LIP et l'âge d'or des designers stars
Il faut bien se rappeler que la manufacture, fondée en 1867 à Besançon par Emmanuel Lipmann, a été très populaire et novatrice. C'est sûrement la marque horlogère française la plus connue dans le monde. À l'époque, une LIP en or mécanique ou automatique était plus chère qu'un Daytona Paul Newman de Rolex, imaginez donc… Sous Fred Lip, charismatique patron de la maison, LIP devient le premier horloger de France, employant 1 500 salariés et produisant près de 300 000 montres par an.

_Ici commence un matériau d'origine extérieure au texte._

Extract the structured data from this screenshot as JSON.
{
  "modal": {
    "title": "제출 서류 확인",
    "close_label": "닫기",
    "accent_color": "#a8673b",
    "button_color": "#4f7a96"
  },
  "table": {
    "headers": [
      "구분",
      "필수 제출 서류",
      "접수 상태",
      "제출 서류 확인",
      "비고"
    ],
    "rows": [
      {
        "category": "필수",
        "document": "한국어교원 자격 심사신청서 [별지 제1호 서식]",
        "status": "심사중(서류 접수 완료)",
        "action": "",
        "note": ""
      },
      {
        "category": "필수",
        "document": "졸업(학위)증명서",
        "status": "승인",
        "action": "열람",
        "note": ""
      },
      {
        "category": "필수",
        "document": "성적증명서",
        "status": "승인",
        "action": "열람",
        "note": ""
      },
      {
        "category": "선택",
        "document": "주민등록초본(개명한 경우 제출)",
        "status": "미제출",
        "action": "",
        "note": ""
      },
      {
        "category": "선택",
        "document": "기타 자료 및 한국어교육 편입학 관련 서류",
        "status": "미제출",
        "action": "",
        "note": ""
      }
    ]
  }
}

La marque est une des plus avancées au niveau social – crèches, cantine gratuite – et présente l'un des premiers réseaux de distribution, une petite révolution dans le monde de l'horlogerie d'antan. Il ouvrira même un bureau de distribution à Genève avec des cadrans estampillés au nom de la ville suisse afin de concurrencer des marques telles qu'Omega, Jaeger-LeCoultre ou Universal à l'instar de divers modèles inédits à retrouver dans cette vente. Un succès qui n'empêchera pas l'arrivée d'une tempête pour LIP qui, à partir de 1973, sera le théâtre d'un conflit social d'ampleur nationale et sans précédent, conduisant à une liquidation de la boîte, cela dans un contexte de crise avec l'arrivée du quartz.
Néanmoins, avant ces sombres épisodes, Fred Lip, avant-gardiste dans l'âme, se lança dans l'aventure du design dès 1968 en faisant appel au prince François de Baschmakoff, grand coloriste connu pour ses dessins dans les magazines de mode, qui créa de nombreux modèles mécaniques à heures sautantes ou dont la lecture de l'heure se fait par guichet décentré à disques tournants. En 1971, Fred Lip passa la main. C'est Claude Neuschwander, un ancien homme fort de Publicis, qui devient directeur général de la marque en 1974. Ce dernier, habile communicant, souhaite faire entrer la maison, alors en mauvaise posture, dans une nouvelle ère.
1975 signe le sommet des années design de la maison française. Claude Neuschwander annonce une nouvelle collection, et, pour la première fois de l'histoire de l'horlogerie, les fines fleurs du design industriel élaborent des garde-temps en utilisant des matériaux issus de l'aéronautique, du rail ou de l'automobile. Et pas n'importe lesquels. Des LIP, le fleuron national. Carte blanche fut donc donnée à quatre designers stars de l'époque. Marc Held et ses Skipper en acier pour femmes à la boîte sandwich, très prisée au début des années 1970 à l'image des petites montres rondes en acier de la série Galaxie, dessinées entre 1975 et 1976 par Rudolf Meyer.
Également Michel Boyer et sa mythique série de quatre montres monobloc en plastique – dix ans avant le concept de Swatch – représentant les quatre saisons. Enfin et surtout, Roger Tallon, artiste majeur du design industriel, à l'origine des dessins du train Corail, du TGV Duplex et de l'Eurostar qui collabora en 1975 avec LIP pour la célèbre collection Mach 2000. Sa montre phare ? Le chronographe Dark Master avec ses trois boutons-poussoirs aux couleurs primaires et au boîtier asymétrique, flop commercial à l'époque, mais très recherché aujourd'hui, d'autant plus que le modèle a fait son entrée dans plusieurs grands musées de design à travers le monde entier.
L'intégralité de ces modèles est visible sur le site Internet de la maison de ventes Astrid Guillon ainsi que durant l'exposition publique, du samedi 22 mars au mardi 25 mars à la salle des ventes 3, rue de la Liberté 25000 Besançon. La vente se tiendra les mercredi 26 et jeudi 27 mars à partir de 14h00 ainsi qu'en live sur Drouot.com et interencheres.com.